Krisis Lini Belakang: Siapa Pengganti Martinez?

Kehilangan Martinez karena sanksi kartu merah memaksa Carrick untuk memutar otak. Dengan Leny Yoro yang juga tampak mengalami ketidaknyamanan setelah benturan tersebut, United terancam kehilangan duet bek tengah utamanya.

Opsi yang tersedia saat ini adalah memainkan Harry Maguire atau Victor Lindelof. Meskipun berpengalaman, kedua pemain ini memiliki gaya bermain yang berbeda jauh dengan skema high-press yang diterapkan Carrick. Martinez memberikan kecepatan dan kemampuan mendistribusikan bola yang tidak dimiliki bek lainnya. Tanpanya, United kemungkinan besar akan bermain lebih pragmatis dan dalam (deep block) di laga-laga berikutnya, sebuah langkah mundur dari identitas menyerang yang sedang dibangun musim ini.

Menanti Respons FA

Pihak Manchester United dikabarkan tengah mempertimbangkan untuk mengajukan banding atas kartu merah Martinez. Meskipun peluang keberhasilan banding di Premier League seringkali kecil, manajemen klub merasa perlu memberikan pernyataan tegas bahwa mereka tidak akan membiarkan timnya dirugikan secara sistematis.

Di sisi lain, tuntutan publik terhadap transparansi komunikasi wasit dan VAR semakin menguat. Fans di media sosial menuntut agar rekaman audio antara Paul Tierney dan petugas VAR di Stockley Park dibuka ke publik, guna memahami mengapa insiden “tamparan” Calvert-Lewin luput dari pengamatan.

Menatap Laga Berikutnya

United harus segera bangkit. Kekalahan dari rival bebuyutan seperti Leeds selalu menyisakan luka psikologis bagi fans. Namun, bagi Carrick, fokus utamanya sekarang adalah menjaga mentalitas ruang ganti agar tidak terpuruk dalam rasa ketidakadilan.

“Kami adalah Manchester United. Kami terbiasa melawan arus. Jika dunia terasa melawan kami, kami akan menggunakan itu sebagai bahan bakar untuk tampil lebih kuat di pertandingan berikutnya,” tutup Carrick sebelum meninggalkan area flash interview.

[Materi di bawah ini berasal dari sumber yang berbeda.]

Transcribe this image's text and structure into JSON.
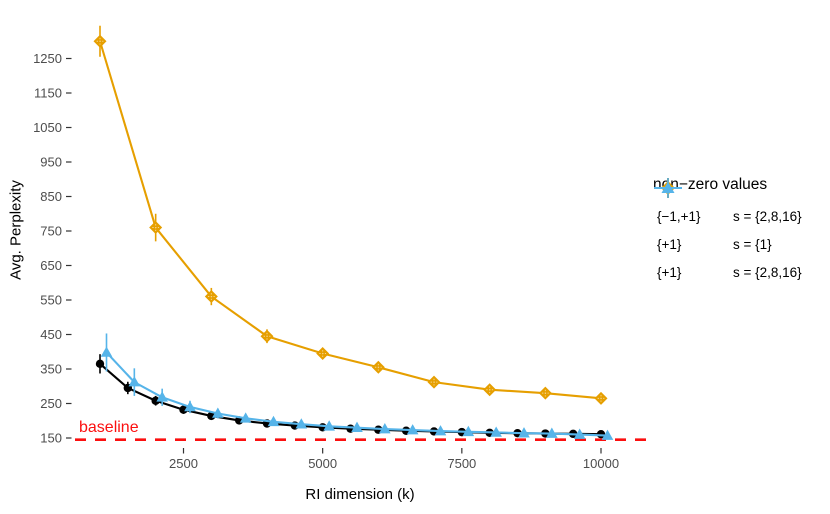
{
  "figure": {
    "y_axis_title": "Avg. Perplexity",
    "x_axis_title": "RI dimension (k)"
  },
  "chart_data": {
    "type": "line",
    "title": "",
    "xlabel": "RI dimension (k)",
    "ylabel": "Avg. Perplexity",
    "x_ticks": [
      2500,
      5000,
      7500,
      10000
    ],
    "y_ticks": [
      150,
      250,
      350,
      450,
      550,
      650,
      750,
      850,
      950,
      1050,
      1150,
      1250
    ],
    "xlim": [
      600,
      10400
    ],
    "ylim": [
      130,
      1370
    ],
    "grid": false,
    "legend_position": "right",
    "legend_title": "non−zero values",
    "baseline": {
      "value": 145,
      "label": "baseline",
      "color": "#fb0f0f",
      "style": "dashed"
    },
    "series": [
      {
        "name": "{−1,+1} s = {2,8,16}",
        "label_values": "{−1,+1}",
        "label_s": "s = {2,8,16}",
        "color": "#000000",
        "marker": "circle",
        "x": [
          1000,
          1500,
          2000,
          2500,
          3000,
          3500,
          4000,
          4500,
          5000,
          5500,
          6000,
          6500,
          7000,
          7500,
          8000,
          8500,
          9000,
          9500,
          10000
        ],
        "y": [
          365,
          295,
          258,
          232,
          214,
          201,
          192,
          186,
          181,
          177,
          174,
          171,
          169,
          167,
          165,
          164,
          163,
          162,
          161
        ],
        "err": [
          28,
          18,
          14,
          12,
          10,
          9,
          8,
          8,
          7,
          7,
          6,
          6,
          6,
          5,
          5,
          5,
          5,
          4,
          4
        ]
      },
      {
        "name": "{+1} s = {1}",
        "label_values": "{+1}",
        "label_s": "s = {1}",
        "color": "#E69F00",
        "marker": "diamond",
        "x": [
          1000,
          2000,
          3000,
          4000,
          5000,
          6000,
          7000,
          8000,
          9000,
          10000
        ],
        "y": [
          1300,
          760,
          560,
          445,
          395,
          355,
          312,
          290,
          280,
          265
        ],
        "err": [
          45,
          40,
          25,
          20,
          15,
          12,
          12,
          10,
          10,
          10
        ]
      },
      {
        "name": "{+1} s = {2,8,16}",
        "label_values": "{+1}",
        "label_s": "s = {2,8,16}",
        "color": "#56B4E9",
        "marker": "triangle",
        "x": [
          1000,
          1500,
          2000,
          2500,
          3000,
          3500,
          4000,
          4500,
          5000,
          5500,
          6000,
          6500,
          7000,
          7500,
          8000,
          8500,
          9000,
          9500,
          10000
        ],
        "y": [
          398,
          312,
          268,
          240,
          221,
          207,
          197,
          190,
          184,
          180,
          176,
          173,
          170,
          168,
          166,
          164,
          163,
          160,
          157
        ],
        "err": [
          55,
          40,
          25,
          18,
          14,
          12,
          10,
          9,
          8,
          8,
          7,
          7,
          6,
          6,
          6,
          5,
          5,
          5,
          5
        ]
      }
    ]
  }
}
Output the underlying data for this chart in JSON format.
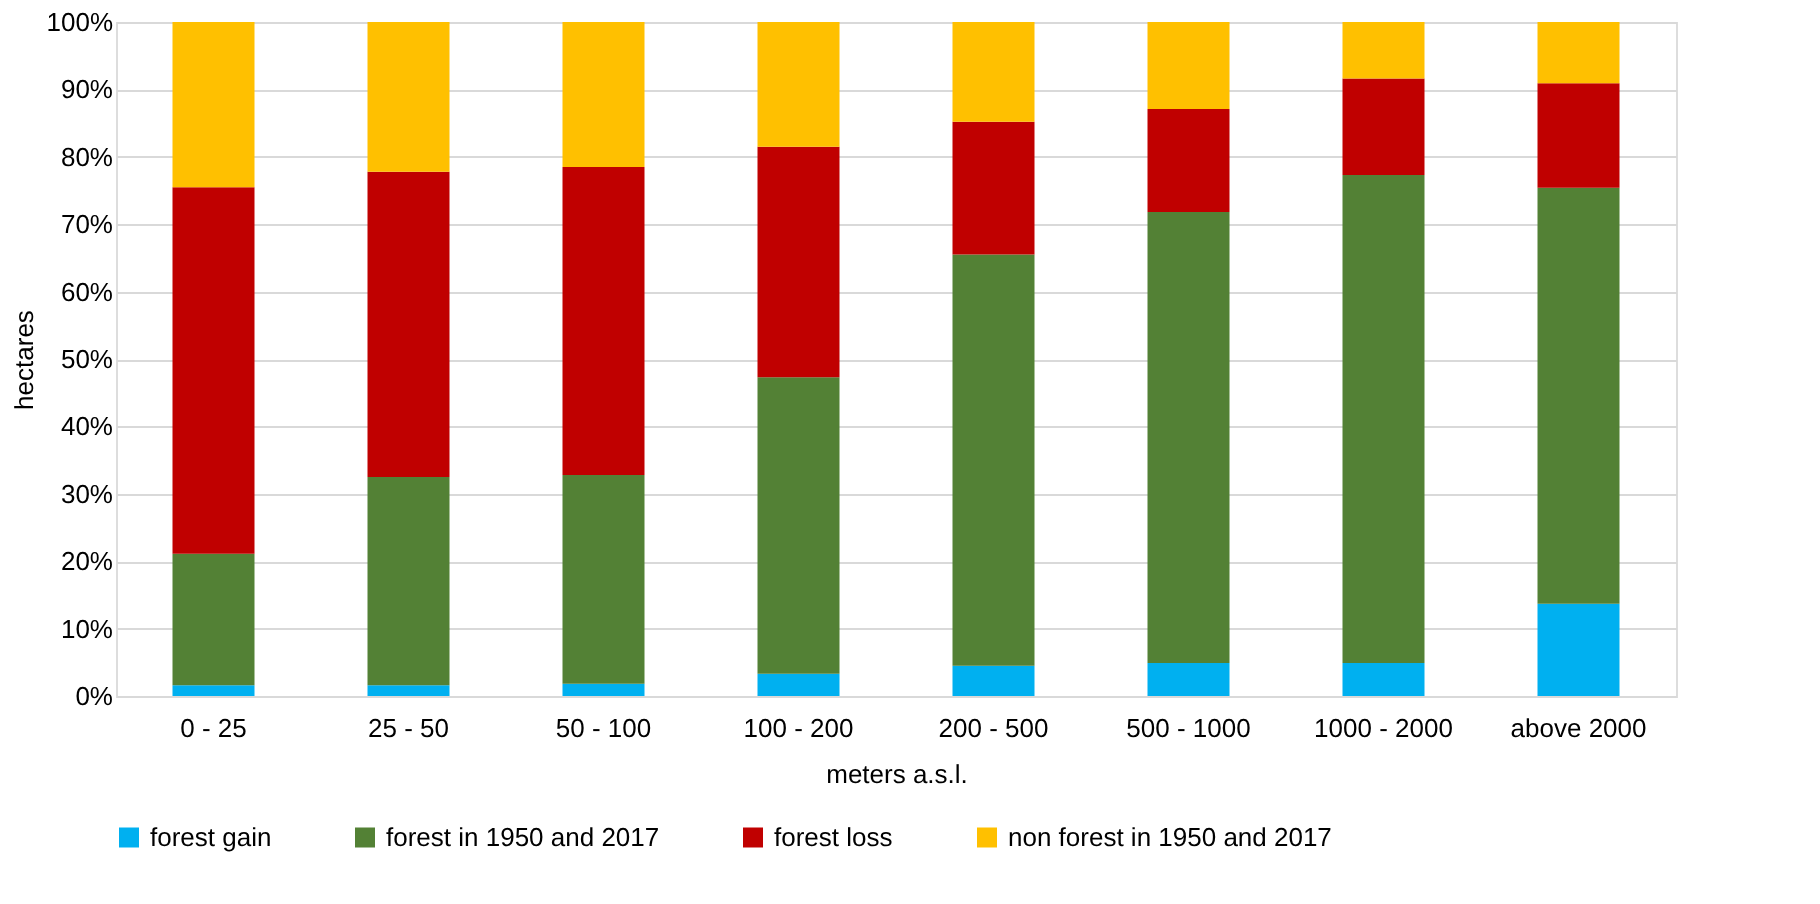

Perjalanan menuju akhir musim masih panjang. Apakah kontroversi di Elland Road ini akan menjadi batu sandungan yang membuat United terlempar dari empat besar, atau justru menjadi katalisator bagi skuat Carrick untuk tampil lebih solid dan klinis? Hanya waktu yang akan menjawab, namun satu hal yang pasti: nama Paul Tierney akan lama diingat oleh publik Old Trafford sebagai antagonis dalam drama di Yorkshire musim ini.